My plan was simple. Choose three of the biggest certainties on the opening day of the Cheltenham Festival, and put them all in a treble. All three would romp home as expected, and I would leave Cheltenham considerably less poor than when I arrived.
No such luck.
It started off just as it should. Sprinter Sacre, the steeplechasing success story of the season, cantered home seven lengths clear. One down, two to go. But then it went somewhat off script. Hurricane Fly, the horse everyone thought would win a second Champion Hurdle, couldn't do any better than third.
Even when racing's supermare Quevega romped home well clear of her rivals, it was too late. I'd lost out on my 'dead cert', having conveniently forgotten this morning that there is no such thing as a dead cert.
But that's the thing about Cheltenham. From the minute you arrive, you get swept along with the fever. The 55,000 strong crowd roaring as the first race goes off, the jubilant celebrations of someone who's had a big win, that unshakable feeling of 'it could be me next'.

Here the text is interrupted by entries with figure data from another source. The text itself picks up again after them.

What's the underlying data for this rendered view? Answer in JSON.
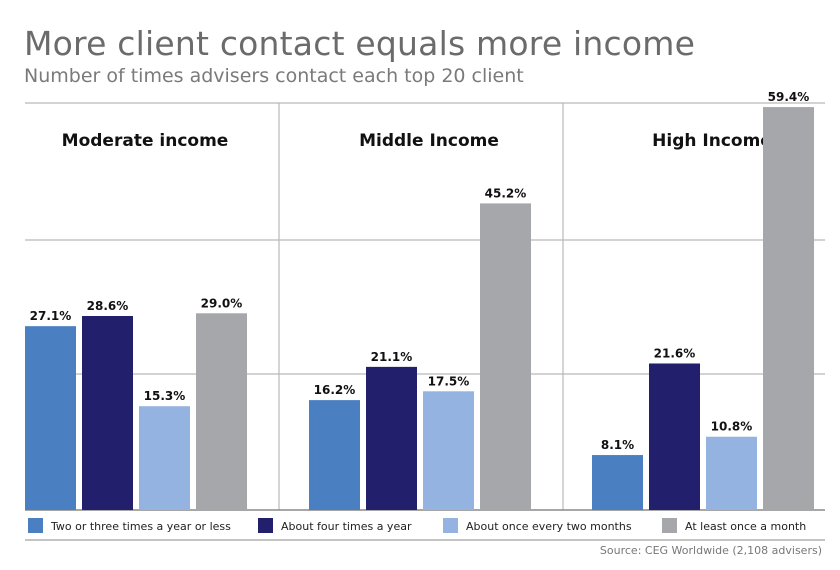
{
  "header": {
    "title": "More client contact equals more income",
    "subtitle": "Number of times advisers contact each top 20 client"
  },
  "source": "Source: CEG Worldwide (2,108 advisers)",
  "colors": {
    "series": [
      "#4a7fc1",
      "#22206d",
      "#95b3e0",
      "#a6a7aa"
    ],
    "grid": "#b9b9b9",
    "axis": "#8a8a8a"
  },
  "chart_data": {
    "type": "bar",
    "title": "More client contact equals more income",
    "subtitle": "Number of times advisers contact each top 20 client",
    "categories": [
      "Moderate income",
      "Middle Income",
      "High Income"
    ],
    "series": [
      {
        "name": "Two or three times a year or less",
        "values": [
          27.1,
          16.2,
          8.1
        ]
      },
      {
        "name": "About four times a year",
        "values": [
          28.6,
          21.1,
          21.6
        ]
      },
      {
        "name": "About once every two months",
        "values": [
          15.3,
          17.5,
          10.8
        ]
      },
      {
        "name": "At least once a month",
        "values": [
          29.0,
          45.2,
          59.4
        ]
      }
    ],
    "value_labels": [
      [
        "27.1%",
        "16.2%",
        "8.1%"
      ],
      [
        "28.6%",
        "21.1%",
        "21.6%"
      ],
      [
        "15.3%",
        "17.5%",
        "10.8%"
      ],
      [
        "29.0%",
        "45.2%",
        "59.4%"
      ]
    ],
    "ylim": [
      0,
      60
    ],
    "grid": true,
    "legend_position": "bottom"
  }
}
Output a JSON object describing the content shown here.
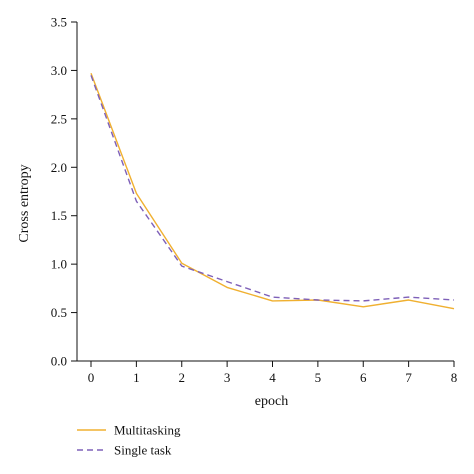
{
  "chart_data": {
    "type": "line",
    "title": "",
    "xlabel": "epoch",
    "ylabel": "Cross entropy",
    "x": [
      0,
      1,
      2,
      3,
      4,
      5,
      6,
      7,
      8
    ],
    "xlim": [
      -0.35,
      8.0
    ],
    "ylim": [
      0.0,
      3.5
    ],
    "xticks": [
      "0",
      "1",
      "2",
      "3",
      "4",
      "5",
      "6",
      "7",
      "8"
    ],
    "yticks": [
      "0.0",
      "0.5",
      "1.0",
      "1.5",
      "2.0",
      "2.5",
      "3.0",
      "3.5"
    ],
    "grid": false,
    "legend_position": "bottom-left",
    "series": [
      {
        "name": "Multitasking",
        "color": "#F0B030",
        "dash": "solid",
        "values": [
          2.97,
          1.73,
          1.01,
          0.76,
          0.62,
          0.63,
          0.56,
          0.63,
          0.54
        ]
      },
      {
        "name": "Single task",
        "color": "#7E60B8",
        "dash": "dashed",
        "values": [
          2.95,
          1.65,
          0.98,
          0.82,
          0.66,
          0.63,
          0.62,
          0.66,
          0.63
        ]
      }
    ]
  }
}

With 27 races and more than 400 horses, it's never going to be an easy task to gamble on who might win at Cheltenham. Racing is a sport with endless twists and turns, where outsiders can usurp favourites, where almost anything can happen. So when it comes to predicting an outcome all you can really do is guess, and hope.
You can sit and study the form for hours, and a name might jump out at you. 'Oh he's good', you think, marking his name with an asterisk. But then you spot another horse's name and think, 'But he's pretty good too'. Another asterisk. Soon enough there's more asterisks than you know what to do with, and the only horse who doesn't have a mark beside his name is the 200 to 1 rank outsider, and even then you can't quite shake the feeling that he might just have a chance.
Or maybe that's just me.
Yet somehow it doesn't matter. Having a small flutter on a race is nothing compared to the thrill of a fairy tale win, of watching an epic jumping performance, of hearing the cheers ring out as the winning jockey rides past the crowds. Every jockey, and every horse, whether they win or lose, are heroes to me.
And when it comes to choosing a winner, maybe I'm not very good. But I've still got three days left to keep trying.